Students getting university offers based on predicted grades is “deeply unfair” and would be replaced by a new system under a Labour government, the party has pledged.
It wants people to apply to universities after receiving their A-level or equivalent grade, ahead of results day for millions of teenagers on Thursday.
Shadow education secretary Angela Rayner said the “vast majority” of predicted grades are wrong and they unfairly penalise people from disadvantaged or minority backgrounds.
The government’s Department for Education says a review into university admissions is already under way to investigate the current practice.
However, the Universities and Colleges Admissions Service (UCAS) said Labour’s plan could “significantly disadvantage” disabled students, and those from minority backgrounds.
Laying out the plans, Ms Rayner claimed the higher education admissions system “isn’t working for students, and radical action is needed to change that”.
She said disadvantaged students whose predicted grades turn out wrong were “losing out on opportunities” and that “no one should be left out of our education system because of their background”.
The new system would be in place by the end of a Labour government’s first term in office – a maximum of five years – the MP said.
Ms Rayner added: “We will work with schools, colleges, and universities to design and implement the new system, and continue to develop our plans to make higher education genuinely accessible to all.”
Jo Grady, general secretary of the University and College Union, said the plan would help “level the playing field for students” and “end the chaotic clearing scramble” – where students apply to universities if their actual grades do not match their predicted ones.

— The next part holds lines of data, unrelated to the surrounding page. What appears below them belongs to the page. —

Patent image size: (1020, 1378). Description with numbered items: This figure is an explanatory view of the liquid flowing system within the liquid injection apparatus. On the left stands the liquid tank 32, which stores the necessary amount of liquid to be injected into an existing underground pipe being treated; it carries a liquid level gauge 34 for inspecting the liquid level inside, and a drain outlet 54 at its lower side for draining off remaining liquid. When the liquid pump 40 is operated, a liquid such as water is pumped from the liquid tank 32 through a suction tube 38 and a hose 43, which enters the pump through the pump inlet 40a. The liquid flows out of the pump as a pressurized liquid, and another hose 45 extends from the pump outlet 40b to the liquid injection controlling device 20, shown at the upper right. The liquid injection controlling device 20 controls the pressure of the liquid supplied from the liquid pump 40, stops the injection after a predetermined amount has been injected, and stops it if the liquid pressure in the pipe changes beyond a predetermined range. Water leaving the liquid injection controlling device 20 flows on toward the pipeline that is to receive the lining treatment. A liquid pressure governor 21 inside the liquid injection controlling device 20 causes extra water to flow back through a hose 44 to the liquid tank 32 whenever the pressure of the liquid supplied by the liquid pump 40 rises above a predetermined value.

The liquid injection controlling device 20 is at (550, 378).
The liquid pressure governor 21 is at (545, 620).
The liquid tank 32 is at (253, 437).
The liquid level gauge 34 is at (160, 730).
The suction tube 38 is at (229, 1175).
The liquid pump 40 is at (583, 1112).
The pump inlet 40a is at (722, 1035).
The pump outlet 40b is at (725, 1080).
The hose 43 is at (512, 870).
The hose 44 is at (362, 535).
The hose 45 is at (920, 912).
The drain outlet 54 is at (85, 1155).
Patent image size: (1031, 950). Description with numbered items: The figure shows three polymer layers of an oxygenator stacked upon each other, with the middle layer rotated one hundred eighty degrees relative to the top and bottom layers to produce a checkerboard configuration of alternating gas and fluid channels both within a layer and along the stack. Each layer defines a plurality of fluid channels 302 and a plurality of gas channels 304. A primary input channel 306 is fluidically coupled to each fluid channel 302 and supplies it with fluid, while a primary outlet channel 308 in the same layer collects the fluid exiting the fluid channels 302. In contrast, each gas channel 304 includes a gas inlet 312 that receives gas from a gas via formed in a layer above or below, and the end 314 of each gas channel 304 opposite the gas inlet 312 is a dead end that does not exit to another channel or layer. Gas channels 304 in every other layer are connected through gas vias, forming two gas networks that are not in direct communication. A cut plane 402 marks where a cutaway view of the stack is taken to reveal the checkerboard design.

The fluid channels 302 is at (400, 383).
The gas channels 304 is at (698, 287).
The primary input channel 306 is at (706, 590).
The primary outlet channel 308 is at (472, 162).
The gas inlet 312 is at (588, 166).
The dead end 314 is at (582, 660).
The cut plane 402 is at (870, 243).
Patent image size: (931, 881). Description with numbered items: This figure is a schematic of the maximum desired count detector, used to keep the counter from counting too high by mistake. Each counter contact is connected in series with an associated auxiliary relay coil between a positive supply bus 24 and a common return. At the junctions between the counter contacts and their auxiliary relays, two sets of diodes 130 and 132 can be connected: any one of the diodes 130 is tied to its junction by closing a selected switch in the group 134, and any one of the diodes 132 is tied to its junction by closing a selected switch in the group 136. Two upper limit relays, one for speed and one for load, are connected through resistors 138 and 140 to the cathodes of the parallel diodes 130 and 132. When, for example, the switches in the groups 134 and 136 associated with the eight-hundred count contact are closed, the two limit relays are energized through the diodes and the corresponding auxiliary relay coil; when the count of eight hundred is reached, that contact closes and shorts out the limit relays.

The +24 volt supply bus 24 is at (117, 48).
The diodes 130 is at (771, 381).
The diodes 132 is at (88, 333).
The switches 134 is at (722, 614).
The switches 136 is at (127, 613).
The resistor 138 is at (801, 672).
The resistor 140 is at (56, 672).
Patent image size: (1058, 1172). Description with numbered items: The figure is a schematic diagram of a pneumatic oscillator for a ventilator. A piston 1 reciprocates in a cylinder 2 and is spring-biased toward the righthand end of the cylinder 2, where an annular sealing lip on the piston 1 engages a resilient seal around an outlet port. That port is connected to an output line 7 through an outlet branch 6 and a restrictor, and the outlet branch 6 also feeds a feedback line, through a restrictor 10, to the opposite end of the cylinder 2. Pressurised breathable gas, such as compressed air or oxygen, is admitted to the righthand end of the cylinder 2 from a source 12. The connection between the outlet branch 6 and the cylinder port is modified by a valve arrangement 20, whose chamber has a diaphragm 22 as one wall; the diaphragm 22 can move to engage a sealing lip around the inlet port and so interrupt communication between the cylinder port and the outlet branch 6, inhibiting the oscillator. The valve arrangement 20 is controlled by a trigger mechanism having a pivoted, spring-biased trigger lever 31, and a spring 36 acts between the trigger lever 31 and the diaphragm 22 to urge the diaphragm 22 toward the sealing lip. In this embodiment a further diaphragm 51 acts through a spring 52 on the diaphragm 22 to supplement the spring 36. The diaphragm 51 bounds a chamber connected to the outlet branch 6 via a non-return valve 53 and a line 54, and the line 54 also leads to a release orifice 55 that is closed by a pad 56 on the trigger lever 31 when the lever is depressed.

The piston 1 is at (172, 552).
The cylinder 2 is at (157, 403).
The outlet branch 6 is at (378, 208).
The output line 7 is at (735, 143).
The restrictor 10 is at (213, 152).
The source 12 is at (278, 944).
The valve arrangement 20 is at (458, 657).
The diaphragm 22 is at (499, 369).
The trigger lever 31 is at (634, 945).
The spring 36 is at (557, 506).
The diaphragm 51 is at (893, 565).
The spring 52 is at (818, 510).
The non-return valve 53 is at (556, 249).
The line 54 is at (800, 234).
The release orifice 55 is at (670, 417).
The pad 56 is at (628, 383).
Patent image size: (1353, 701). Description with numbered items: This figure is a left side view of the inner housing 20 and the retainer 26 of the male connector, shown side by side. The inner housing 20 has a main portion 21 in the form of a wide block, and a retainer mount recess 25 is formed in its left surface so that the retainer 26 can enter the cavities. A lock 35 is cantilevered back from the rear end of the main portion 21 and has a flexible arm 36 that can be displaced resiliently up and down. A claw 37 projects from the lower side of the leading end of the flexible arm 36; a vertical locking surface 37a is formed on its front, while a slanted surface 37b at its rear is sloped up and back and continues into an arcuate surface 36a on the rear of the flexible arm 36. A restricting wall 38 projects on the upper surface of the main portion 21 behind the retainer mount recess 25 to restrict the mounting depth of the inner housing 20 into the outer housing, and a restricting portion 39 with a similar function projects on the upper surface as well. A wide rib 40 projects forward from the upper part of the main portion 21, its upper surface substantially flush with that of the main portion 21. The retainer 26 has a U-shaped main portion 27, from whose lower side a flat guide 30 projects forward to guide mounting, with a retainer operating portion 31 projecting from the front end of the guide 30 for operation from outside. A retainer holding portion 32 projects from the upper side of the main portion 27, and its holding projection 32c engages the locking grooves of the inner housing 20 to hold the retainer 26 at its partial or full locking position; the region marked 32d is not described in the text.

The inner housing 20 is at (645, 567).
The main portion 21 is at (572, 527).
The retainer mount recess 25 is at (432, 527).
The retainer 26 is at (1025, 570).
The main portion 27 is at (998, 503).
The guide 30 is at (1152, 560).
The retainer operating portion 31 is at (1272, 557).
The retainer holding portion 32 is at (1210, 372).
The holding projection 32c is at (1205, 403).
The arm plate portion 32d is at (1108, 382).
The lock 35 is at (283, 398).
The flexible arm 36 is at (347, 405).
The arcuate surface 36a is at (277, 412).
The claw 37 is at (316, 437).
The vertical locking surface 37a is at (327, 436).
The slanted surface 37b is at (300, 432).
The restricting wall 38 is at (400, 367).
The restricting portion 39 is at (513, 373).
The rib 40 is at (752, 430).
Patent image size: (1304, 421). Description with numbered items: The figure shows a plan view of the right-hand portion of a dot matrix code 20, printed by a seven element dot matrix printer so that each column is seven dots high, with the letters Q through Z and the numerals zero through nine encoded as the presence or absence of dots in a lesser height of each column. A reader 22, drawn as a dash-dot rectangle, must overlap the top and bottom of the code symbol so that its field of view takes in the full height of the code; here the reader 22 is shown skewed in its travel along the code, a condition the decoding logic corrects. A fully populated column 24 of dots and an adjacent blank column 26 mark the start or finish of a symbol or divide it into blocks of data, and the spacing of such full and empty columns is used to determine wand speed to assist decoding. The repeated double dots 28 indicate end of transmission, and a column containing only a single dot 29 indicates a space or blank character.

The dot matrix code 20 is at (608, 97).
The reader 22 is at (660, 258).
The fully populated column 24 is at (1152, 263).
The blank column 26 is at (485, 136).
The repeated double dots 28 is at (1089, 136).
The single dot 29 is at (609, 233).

David Hughes, chief executive of the Association of Colleges, said: “With only 16% of applicants achieving their predicted A-level grades, it is clear that pre-results applications are problematic.”
But the plans were criticised by UCAS – the organisation that currently runs university admissions.
Clare Marchant, its chief executive, said young people need their teachers’ support when applying to university, and would struggle to get it when schools and colleges are closed in the run-up to results day in August.
She added: “Universities and colleges need time for interviews, auditions, and considering contextual information about applicants, and time to put in place support services to help care leavers, first in family, and disabled students, transition into higher education.”
The current system was defended by the Department for Education, who said last year a record rate of 18-year-olds from disadvantaged backgrounds went to university – up more than 50% from 10 years ago.